Lina Khan was an associate professor at Columbia Law, working remotely from Texas, when she found out that President Joe Biden wanted her on the Federal Trade Commission. She was 32, just a handful of years out of law school, and the prospect of being one of five commissioners on the panel was a coup. Then the record skipped. At some point after her confirmation hearing, Khan says, she was “pretty startled” to learn that the administration would tap her to chair the commission—a century-old agency with 1,100 employees, a $384 million budget, and, she’d argue, a set of priorities that went disastrously astray some 40 years ago.
“I think it’s fair to say that my tenure here represents change in a whole host of dimensions,” Khan told me. “And I think change can be hard.” Dressed in a dark-blue blazer, she was sitting in her office at FTC headquarters in Washington, a temporary space that overlooks a 12-foot statue of a musclebound behemoth restraining a raging stallion.
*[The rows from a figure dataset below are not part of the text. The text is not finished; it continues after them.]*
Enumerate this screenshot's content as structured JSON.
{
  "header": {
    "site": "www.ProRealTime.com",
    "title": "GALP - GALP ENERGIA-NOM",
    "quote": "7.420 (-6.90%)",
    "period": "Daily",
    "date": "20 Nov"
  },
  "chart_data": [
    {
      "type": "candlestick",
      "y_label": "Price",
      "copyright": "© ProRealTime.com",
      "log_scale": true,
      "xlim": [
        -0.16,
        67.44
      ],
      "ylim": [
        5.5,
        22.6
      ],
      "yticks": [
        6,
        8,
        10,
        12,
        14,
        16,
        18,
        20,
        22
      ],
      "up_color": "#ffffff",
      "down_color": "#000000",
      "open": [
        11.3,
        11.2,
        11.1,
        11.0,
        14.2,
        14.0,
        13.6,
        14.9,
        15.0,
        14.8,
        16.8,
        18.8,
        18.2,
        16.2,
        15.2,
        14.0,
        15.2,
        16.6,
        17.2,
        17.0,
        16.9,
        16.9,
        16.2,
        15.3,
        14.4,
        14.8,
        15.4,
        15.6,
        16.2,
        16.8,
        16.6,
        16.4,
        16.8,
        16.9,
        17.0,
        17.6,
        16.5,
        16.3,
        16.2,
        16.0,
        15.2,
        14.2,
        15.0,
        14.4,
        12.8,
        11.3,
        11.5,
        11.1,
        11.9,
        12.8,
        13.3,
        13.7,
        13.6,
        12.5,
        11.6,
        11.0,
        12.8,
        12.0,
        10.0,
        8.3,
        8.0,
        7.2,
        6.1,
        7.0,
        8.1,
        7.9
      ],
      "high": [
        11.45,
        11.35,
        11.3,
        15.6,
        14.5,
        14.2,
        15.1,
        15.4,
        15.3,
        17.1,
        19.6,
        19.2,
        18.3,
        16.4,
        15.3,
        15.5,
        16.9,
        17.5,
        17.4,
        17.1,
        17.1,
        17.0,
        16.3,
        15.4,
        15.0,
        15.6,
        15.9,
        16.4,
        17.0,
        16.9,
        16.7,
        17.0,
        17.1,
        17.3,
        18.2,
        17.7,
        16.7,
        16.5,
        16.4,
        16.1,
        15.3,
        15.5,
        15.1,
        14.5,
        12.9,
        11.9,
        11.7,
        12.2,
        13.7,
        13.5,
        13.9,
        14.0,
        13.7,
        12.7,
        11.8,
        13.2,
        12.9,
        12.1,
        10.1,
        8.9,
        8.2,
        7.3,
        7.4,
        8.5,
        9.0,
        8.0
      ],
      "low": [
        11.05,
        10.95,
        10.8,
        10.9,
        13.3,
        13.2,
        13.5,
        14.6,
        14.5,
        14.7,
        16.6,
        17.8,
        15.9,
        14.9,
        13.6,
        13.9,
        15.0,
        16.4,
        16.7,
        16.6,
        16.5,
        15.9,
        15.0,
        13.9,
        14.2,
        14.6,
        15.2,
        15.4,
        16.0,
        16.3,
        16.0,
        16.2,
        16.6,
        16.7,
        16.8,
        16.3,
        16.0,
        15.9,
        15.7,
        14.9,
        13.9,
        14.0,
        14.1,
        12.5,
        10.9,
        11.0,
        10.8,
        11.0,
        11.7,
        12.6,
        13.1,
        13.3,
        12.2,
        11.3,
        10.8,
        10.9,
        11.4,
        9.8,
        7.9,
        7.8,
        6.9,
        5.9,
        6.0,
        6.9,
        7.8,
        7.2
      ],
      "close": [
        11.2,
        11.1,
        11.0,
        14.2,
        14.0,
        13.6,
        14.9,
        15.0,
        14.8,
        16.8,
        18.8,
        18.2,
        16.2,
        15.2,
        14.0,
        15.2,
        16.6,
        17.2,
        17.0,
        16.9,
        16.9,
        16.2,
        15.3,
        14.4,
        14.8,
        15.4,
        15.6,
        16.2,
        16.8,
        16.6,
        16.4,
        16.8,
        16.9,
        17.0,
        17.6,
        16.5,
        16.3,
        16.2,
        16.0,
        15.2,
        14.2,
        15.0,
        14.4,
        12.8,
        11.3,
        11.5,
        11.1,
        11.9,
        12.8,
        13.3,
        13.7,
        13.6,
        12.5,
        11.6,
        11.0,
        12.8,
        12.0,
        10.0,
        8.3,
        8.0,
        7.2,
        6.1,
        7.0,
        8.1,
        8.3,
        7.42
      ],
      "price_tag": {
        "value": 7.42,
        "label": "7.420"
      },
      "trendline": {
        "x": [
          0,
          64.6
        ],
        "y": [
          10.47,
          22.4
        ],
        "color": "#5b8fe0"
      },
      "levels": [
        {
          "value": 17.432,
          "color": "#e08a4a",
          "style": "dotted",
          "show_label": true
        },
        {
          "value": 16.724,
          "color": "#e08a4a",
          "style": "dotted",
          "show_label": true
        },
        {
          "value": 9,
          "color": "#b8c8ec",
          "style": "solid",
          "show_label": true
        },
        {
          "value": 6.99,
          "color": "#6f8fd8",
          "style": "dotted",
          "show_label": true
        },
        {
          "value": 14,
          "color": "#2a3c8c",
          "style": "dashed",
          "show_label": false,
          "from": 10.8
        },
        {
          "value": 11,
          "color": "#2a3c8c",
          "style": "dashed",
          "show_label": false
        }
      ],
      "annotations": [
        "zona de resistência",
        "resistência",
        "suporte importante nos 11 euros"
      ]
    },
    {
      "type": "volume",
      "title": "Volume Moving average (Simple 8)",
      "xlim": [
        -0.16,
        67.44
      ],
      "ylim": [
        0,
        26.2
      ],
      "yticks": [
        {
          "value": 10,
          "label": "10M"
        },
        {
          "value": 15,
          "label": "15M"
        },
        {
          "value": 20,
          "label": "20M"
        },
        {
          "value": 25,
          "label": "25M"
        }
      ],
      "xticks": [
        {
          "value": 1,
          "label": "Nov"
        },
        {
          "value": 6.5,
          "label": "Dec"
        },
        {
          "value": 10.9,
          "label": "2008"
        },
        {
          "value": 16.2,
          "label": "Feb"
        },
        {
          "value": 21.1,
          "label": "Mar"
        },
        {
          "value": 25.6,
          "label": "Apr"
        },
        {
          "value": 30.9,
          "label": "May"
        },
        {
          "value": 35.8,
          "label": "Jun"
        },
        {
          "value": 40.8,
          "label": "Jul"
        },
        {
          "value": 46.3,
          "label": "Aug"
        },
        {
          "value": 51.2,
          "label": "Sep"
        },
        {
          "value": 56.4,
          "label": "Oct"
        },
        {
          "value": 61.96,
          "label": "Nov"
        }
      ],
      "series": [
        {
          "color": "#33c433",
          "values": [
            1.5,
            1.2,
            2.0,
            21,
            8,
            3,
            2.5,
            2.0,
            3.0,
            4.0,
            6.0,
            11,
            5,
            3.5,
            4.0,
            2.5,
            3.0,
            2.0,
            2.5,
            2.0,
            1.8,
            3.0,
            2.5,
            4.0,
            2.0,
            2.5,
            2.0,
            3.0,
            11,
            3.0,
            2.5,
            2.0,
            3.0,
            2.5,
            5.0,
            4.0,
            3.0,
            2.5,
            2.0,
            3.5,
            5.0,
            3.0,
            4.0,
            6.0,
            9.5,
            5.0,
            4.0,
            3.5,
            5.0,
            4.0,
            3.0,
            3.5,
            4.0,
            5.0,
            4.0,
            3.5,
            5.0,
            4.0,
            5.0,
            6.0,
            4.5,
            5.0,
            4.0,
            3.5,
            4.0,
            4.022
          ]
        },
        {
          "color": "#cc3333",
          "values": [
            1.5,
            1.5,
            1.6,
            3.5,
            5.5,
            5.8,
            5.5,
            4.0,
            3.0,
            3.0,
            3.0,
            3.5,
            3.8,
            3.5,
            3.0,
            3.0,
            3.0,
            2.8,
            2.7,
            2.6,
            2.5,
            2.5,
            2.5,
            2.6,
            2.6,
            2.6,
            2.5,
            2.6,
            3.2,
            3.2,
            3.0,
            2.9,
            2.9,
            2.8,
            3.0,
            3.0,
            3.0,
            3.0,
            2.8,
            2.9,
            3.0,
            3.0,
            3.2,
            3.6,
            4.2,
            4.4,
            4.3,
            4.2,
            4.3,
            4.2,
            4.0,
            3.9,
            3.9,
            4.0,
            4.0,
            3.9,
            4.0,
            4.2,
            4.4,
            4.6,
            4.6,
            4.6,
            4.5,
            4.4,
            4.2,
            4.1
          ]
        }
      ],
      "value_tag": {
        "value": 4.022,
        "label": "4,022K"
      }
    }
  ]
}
Man Controlling Trade, it’s called. Khan, who is seven years younger than the certified D.C. wunderkind Pete Buttigieg, is now indisputably the most powerful figure in the anti-monopoly vanguard. She gives a clarifying voice to the idea that superconcentrated corporate power is a threat to ordinary Americans—not just to our economic well-being but to our freedoms.
It’s a throwback to the 1920s Progressive-era notion that a free people need fair markets. When we spoke in mid-October for a tightly scheduled 29 minutes and 37 seconds, Khan was at her most animated discussing those moments when Americans “lack choice and lack power” in nearly any act of commerce. “The chicken farmer that is subject to the whims of the massive chicken processor is going to face analogous contract terms to the author that is subject to a major bookseller,” she said. “The worker at the whims of his boss, and who is bound by a non-compete agreement so he can’t quit and go next door; or the small-business franchisee that’s at the whims of the big franchiser; or even the consumer that wants to switch internet providers, but there’s no other service in their neighborhood”—to Khan, these are all symptoms of markets that have been conquered by oligarchs.
Khan’s central argument is that none of this is inevitable; rather, it’s the product of legal and policy choices made since the Reagan era. By seeking to rewind those choices, she has made enemies out of all the companies that have gained the most from the present system—which is to say, the most formidable corporations in America, including Facebook, Alphabet, and Amazon. “This is a David-and-Goliath story,” says Barry Lynn, the executive director of the Open Markets Institute, who hired Khan for her first job in the field. “And she’s the perfect David.”
IN 1903, THEODORE ROOSEVELT created the Bureau of Corporations to ward off monopolies; a little more than a decade later, Woodrow Wilson signed its successor agency, the FTC, into existence as part of a reform push inspired by the breakup of Standard Oil. The commission played an essential role in keeping corporate power in check for decades. Then, in 1978, the Yale Law professor Robert Bork wrote The Antitrust Paradox. The book, to simplify a bit, argued that companies could get as big as they liked as long as people paid low prices—part of a standard that came to be known as “consumer welfare.” It redefined the field, and courts endorsed Bork’s views as settled law for decades.